The seizure of vast historical Ayoreo land by outside settlers and surrounding society has led to important changes and a notorious decline in the quality of life for the Ayoreo. Ancestral practices of balanced coexistence with the environment were abruptly interrupted when the local Ayoreo groups, who lived on and gave life to a huge extension of forest in the Gran Chaco, were pulled out of their habitat, deported to missionary settlements and forced to lead sedentary lives.
Today the Chaco forests are increasingly affected by the gradual destruction of its eco-system, which are being turned into cattle grazing land. Current business and productive transactions are incompatible with Ayoreo culture and the Chaco. At present, apart from a few small groups that continue to live in voluntary isolation in the forests, most of the Ayoreo natives live permanently in about 22 settlements in Bolivia and currently 13 settlements in Paraguay (June 2005). Only 3 of the settlements in Paraguay are in traditional Ayoreo land. The total number of Ayoreo people continues to stand at around 4,000 people, half of which live on Paraguayan territory.

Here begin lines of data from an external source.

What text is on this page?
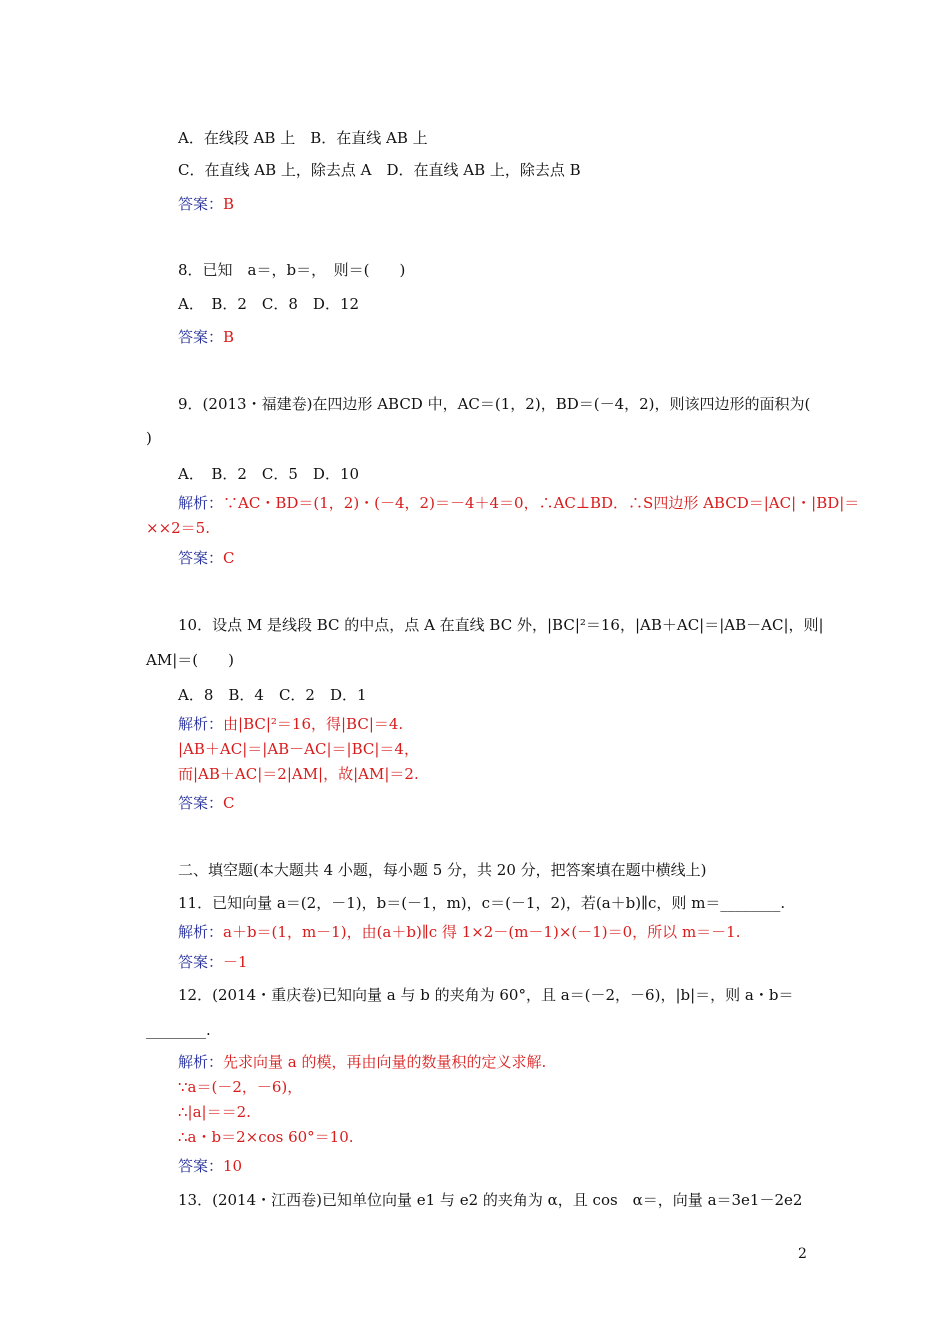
A．在线段 AB 上　B．在直线 AB 上
C．在直线 AB 上，除去点 A　D．在直线 AB 上，除去点 B
答案：B
8．已知　a＝，b＝，　则＝(　　)
A．　B．2　C．8　D．12
答案：B
9．(2013・福建卷)在四边形 ABCD 中，AC＝(1，2)，BD＝(－4，2)，则该四边形的面积为(
)
A．　B．2　C．5　D．10
解析：∵AC・BD＝(1，2)・(－4，2)＝－4＋4＝0，∴AC⊥BD．∴S四边形 ABCD＝|AC|・|BD|＝
××2＝5.
答案：C
10．设点 M 是线段 BC 的中点，点 A 在直线 BC 外，|BC|²＝16，|AB＋AC|＝|AB－AC|，则|
AM|＝(　　)
A．8　B．4　C．2　D．1
解析：由|BC|²＝16，得|BC|＝4.
|AB＋AC|＝|AB－AC|＝|BC|＝4，
而|AB＋AC|＝2|AM|，故|AM|＝2.
答案：C
二、填空题(本大题共 4 小题，每小题 5 分，共 20 分，把答案填在题中横线上)
11．已知向量 a＝(2，－1)，b＝(－1，m)，c＝(－1，2)，若(a＋b)∥c，则 m＝________.
解析：a＋b＝(1，m－1)，由(a＋b)∥c 得 1×2－(m－1)×(－1)＝0，所以 m＝－1.
答案：－1
12．(2014・重庆卷)已知向量 a 与 b 的夹角为 60°，且 a＝(－2，－6)，|b|＝，则 a・b＝
________.
解析：先求向量 a 的模，再由向量的数量积的定义求解.
∵a＝(－2，－6)，
∴|a|＝＝2.
∴a・b＝2×cos 60°＝10.
答案：10
13．(2014・江西卷)已知单位向量 e1 与 e2 的夹角为 α，且 cos　α＝，向量 a＝3e1－2e2
2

It is important to note that before the encroachment onto their territory about 45-60 years ago, the Ayoreo had no knowledge of what is called poverty. Persuaded to abandon life in the forest under false promises and settled into large and permanent communities, with a non-indigenous economic model totally foreign to their way of living. Their close and special rapport with the forest and the environment is starting to change and lose its meaning. Presently, the situation of the Ayoreo shows the effects of an accelerated process of impoverishment and of increasing loss of autonomy.
Their dependence on the way of living of surrounding society is growing, but without opportunities to reach a new standard of living compatible with human dignity and the respect for the environment. A number of Ayoreo now live near centers with significant non-indigenous population, in extremely poor conditions, looking for precarious odd jobs as laborers in an insecure, irrational and excluding labor market. Many young Ayoreo have no clear prospects for the future nor constructive possibilities.